ISLE of Wight band Plastic Mermaids have found themselves in the top 20 of the official record store charts.

The band's debut album, Suddenly Everyone Explodes, was released on May 24 and this week reached number 17 as a new entry on the record store charts.

Suddenly Everyone Explodes is an adventurous, self-produced debut album by the Isle of Wight band.

Isle of Wight County Press: Cover art for Suddenly Everyone Explodes by Plastic Mermaids.Cover art for Suddenly Everyone Explodes by Plastic Mermaids.

The eclectic album has been a long time in the making and was eagerly anticipated by Plastic Mermaids’ hardcore of fans.

The band features brothers Jamie and Douglas Richards, who collaborate on vocals, synths and samples, along with guitarist Chris Newnham, bassist Tom Farren and drummer Chris Jones.

Douglas said: "It’s super cool and a slightly surreal feeling to be on a list with some really established bands.

"Very grateful to all the people who have gone out and bought our record."

Of the members of the band, Jamie is the technical one, always on hand to build or fix whatever piece of kit they need. Everything you hear on the album was recorded through an analogue desk Jamie built.

“It occurred to me,” Jamie said, “that you can get much better equipment if you are prepared to put it together yourself. I have no background in engineering or anything. I got into it out of necessity more than anything.”

Isle of Wight County Press: The barn in the woods where most of the album was conceived and recorded.The barn in the woods where most of the album was conceived and recorded.

The main bulk of the album was recorded in an outbuilding in woodland near Newtown, which was lent to the band free of charge.

When reverb was needed, the band hired out a church to record in, to give it a natural echo, rather than one synthesised digitally.

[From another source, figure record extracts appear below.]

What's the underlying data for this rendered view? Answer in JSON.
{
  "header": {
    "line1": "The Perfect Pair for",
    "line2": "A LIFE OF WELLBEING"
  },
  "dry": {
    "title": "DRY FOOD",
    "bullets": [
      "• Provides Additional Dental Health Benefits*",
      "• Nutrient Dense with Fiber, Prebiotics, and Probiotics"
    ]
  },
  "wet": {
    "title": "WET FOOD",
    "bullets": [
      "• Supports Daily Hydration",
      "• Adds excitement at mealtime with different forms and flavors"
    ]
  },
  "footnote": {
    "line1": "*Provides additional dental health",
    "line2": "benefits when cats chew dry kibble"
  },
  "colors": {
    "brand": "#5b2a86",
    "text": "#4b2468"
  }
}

Jamie said: “Working in this analogue way means you don’t really know exactly what you are going to end up with. It’s a gamble, but it gives the songs more character.”

Chris Jones said: “It is about the journey and discovery of everything. It feels different and original.”

Everything is about attention to detail. The cover art on the album, for example, is a model village with figures bursting into flames. It is not computer generated, it actually exists in physical form.

Isle of Wight County Press: Jamie making the model for the album art.Jamie making the model for the album art.

The model was photographed a number of times as Jamie set alight to different people in the scene one by one.

The lake in the model was the hardest thing to pull off.

“We couldn’t work out what to make it from, so we used gelatin,” Douglas said. “Then it went mouldy.

“The underground rabbits are carved into a surfboard painted brown.”

They have recently finished a grotesque clay stop motion video for the song Taxonomy, in the style of the Bruce Bickford videos made for Frank Zappa.

“There was probably about 20 people who came to help us with that, most of whom we didn’t know,” Douglas said.

“It is nice to know you can put out a message on the Isle of Wight and people will want to help out.”

The same has been true for musicians that have stood in for certain tracks.

After a long edit process, the album was taken to Abbey Road Studios for mastering.

Isle of Wight County Press: Plastic Mermaids at Abbey Road Studios.Plastic Mermaids at Abbey Road Studios.

The album follows the release of three singles that were warmly received by fans and critics alike — 1996, Floating in a Vacuum and I Still Like Kelis.

Speaking about I Still Like Kelis, Douglas described it as being about “two people who used to hang out and now are in different places”.

“In the lyrics of the second verse, I sing: ‘But in a microscopic way we’re tangled up eternally, I’ll spin the same as you.’ This is a reference to quantum entanglement, a phenomenon where two particles are linked and move in the same way, even though they’re on different sides of a room — or universe even.”

In terms of musical influences, fans of The Flaming Lips, Arcade Fire, Sparklehorse and Tame Impala will all find something to love in Plastic Mermaids’ sound.

Isle of Wight County Press: Plastic Mermaids.Plastic Mermaids.

Asking Douglas, Jamie and Chris Jones about the band’s influences, they found the question hard to answer, because, they said, there were so many.

Genres as diverse as classical, jazz and electronic were thrown in by band members as they listed some of their favourite styles of music.

Douglas said: “The album as a whole has a broad twist of genres, vibes and sounds — I guess it shows our eclectic influences and the love we have for shovelling all sorts of music into our heads.”

The other big influence on Plastic Mermaids is surfing.

“We surf a lot,” Douglas said. “You think about music while bobbing around in the sea.

“There were times, recording this album, that we would come out of the sea and into the studio, and it just puts you in a certain headspace.”

Plastic Mermaids launched their new album with a gig at Strings, Newport.